Habits are important because the more you do an activity, the less energy is needed to do it, it becomes automatic. In your peak you just go to the gym, there is no force involved. But after a month, two months or possibly a year off, it can be hard to get started again. Here are some tips to climb back on that treadmill after you’ve fallen off.

  1. Don’t Break the Habit – The easiest way to keep things going is simply not to stop. Avoid long breaks in exercising or rebuilding the habit will take some effort. Even if you end up doing less exercise on some occasions it's important to keep the consistency.
  2. Make it Fun – If you don’t enjoy yourself at the gym, it is going to be hard to keep it a habit. There are thousands of ways you can move your body and exercise, so don’t give up if you’ve decided lifting weights or doing crunches isn’t for you. Many large fitness centers will offer a range of programs that can suit your tastes.
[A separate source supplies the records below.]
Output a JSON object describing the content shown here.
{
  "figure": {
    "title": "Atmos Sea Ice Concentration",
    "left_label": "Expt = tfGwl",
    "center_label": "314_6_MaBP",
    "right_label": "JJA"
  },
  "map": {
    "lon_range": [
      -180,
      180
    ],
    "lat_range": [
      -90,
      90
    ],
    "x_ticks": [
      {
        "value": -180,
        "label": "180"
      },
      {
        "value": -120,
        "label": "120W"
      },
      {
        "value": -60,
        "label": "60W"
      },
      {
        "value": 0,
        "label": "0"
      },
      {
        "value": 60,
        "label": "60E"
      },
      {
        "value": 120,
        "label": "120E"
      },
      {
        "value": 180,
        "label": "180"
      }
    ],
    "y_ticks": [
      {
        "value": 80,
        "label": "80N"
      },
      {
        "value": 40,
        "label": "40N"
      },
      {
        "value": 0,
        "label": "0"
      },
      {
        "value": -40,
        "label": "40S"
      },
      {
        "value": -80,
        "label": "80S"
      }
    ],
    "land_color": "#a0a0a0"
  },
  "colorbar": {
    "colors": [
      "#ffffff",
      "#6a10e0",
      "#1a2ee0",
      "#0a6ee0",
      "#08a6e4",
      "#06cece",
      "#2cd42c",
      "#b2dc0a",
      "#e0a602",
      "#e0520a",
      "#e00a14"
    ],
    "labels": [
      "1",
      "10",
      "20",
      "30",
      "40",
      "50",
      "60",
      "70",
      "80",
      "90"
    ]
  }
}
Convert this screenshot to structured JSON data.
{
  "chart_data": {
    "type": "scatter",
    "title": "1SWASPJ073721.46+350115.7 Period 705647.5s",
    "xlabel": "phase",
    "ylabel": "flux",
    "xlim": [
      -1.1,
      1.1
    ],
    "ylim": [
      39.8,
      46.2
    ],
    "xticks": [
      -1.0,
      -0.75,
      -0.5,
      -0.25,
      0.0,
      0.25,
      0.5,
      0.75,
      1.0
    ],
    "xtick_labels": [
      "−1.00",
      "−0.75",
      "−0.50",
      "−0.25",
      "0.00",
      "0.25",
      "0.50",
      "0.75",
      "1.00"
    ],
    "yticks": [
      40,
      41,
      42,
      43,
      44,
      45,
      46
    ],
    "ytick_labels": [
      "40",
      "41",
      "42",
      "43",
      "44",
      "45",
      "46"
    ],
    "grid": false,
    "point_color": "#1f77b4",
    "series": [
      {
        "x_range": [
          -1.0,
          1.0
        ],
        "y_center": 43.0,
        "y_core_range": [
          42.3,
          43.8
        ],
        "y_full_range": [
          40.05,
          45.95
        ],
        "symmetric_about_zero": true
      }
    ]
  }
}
  3. Schedule During Quiet Hours – Don’t put exercise time in a place where it will easily be pushed aside by something more important. Right after work or first thing in the morning are often good places to put it. Lunch-hour workouts might be too easy to skip if work demands start mounting.
  4. Get a Buddy – Grab a friend to join you. Having a social aspect of exercising can boost your commitment to exercise.
  5. Enjoyment Before Effort – After you finish any workout, ask yourself what parts you enjoyed and what parts you did not. As a rule, the enjoyable aspects of your workout will get done and the rest will be avoided. By focusing on how you can make workouts more enjoyable, you can make sure you want to keep going to the gym.
  6. Stress Relief – What do you do when you're stressed? Chances are it isn’t running. But exercise can be a great way to relieve stress, releasing endorphins which will improve your mood. The next time you feel stressed or tired, try doing an exercise you enjoy. When stress relief is linked to exercise, it is easy to regain the habit even after a leave of absence.
  7. Measure Fitness – Weight isn’t always the best number to track. An increase in muscle can offset decreases in fat so the scale doesn’t change even if your body is. But fitness improvements are a great way to stay motivated. Recording simple numbers such as the number of push-ups, sit-ups, or speed you can run can help you see that the exercise is making you stronger and faster.
  8. Isolate Your Weakness – If falling off the exercise wagon is a common occurrence for you, find out why. Do you not enjoy exercising? Is it a lack of time? Is it feeling self-conscious at the gym? Is it a lack of fitness know-how? As soon as you can isolate your weakness, you can take steps to improve the situation.
  9. Start Small – Trying to run fifteen miles your first workout isn’t a good way to build a habit. Work below your capacity for the first few weeks to build the habit. Otherwise, you might scare yourself off after a brutal workout.
  10. Go for Yourself, Not to Impress – Going to the gym with the only goal of looking great is like starting a business with only the goal to make money. The effort can’t justify the results. But if you go to the gym to push yourself, gain energy, and have a good time, then you can keep going even when results are slow.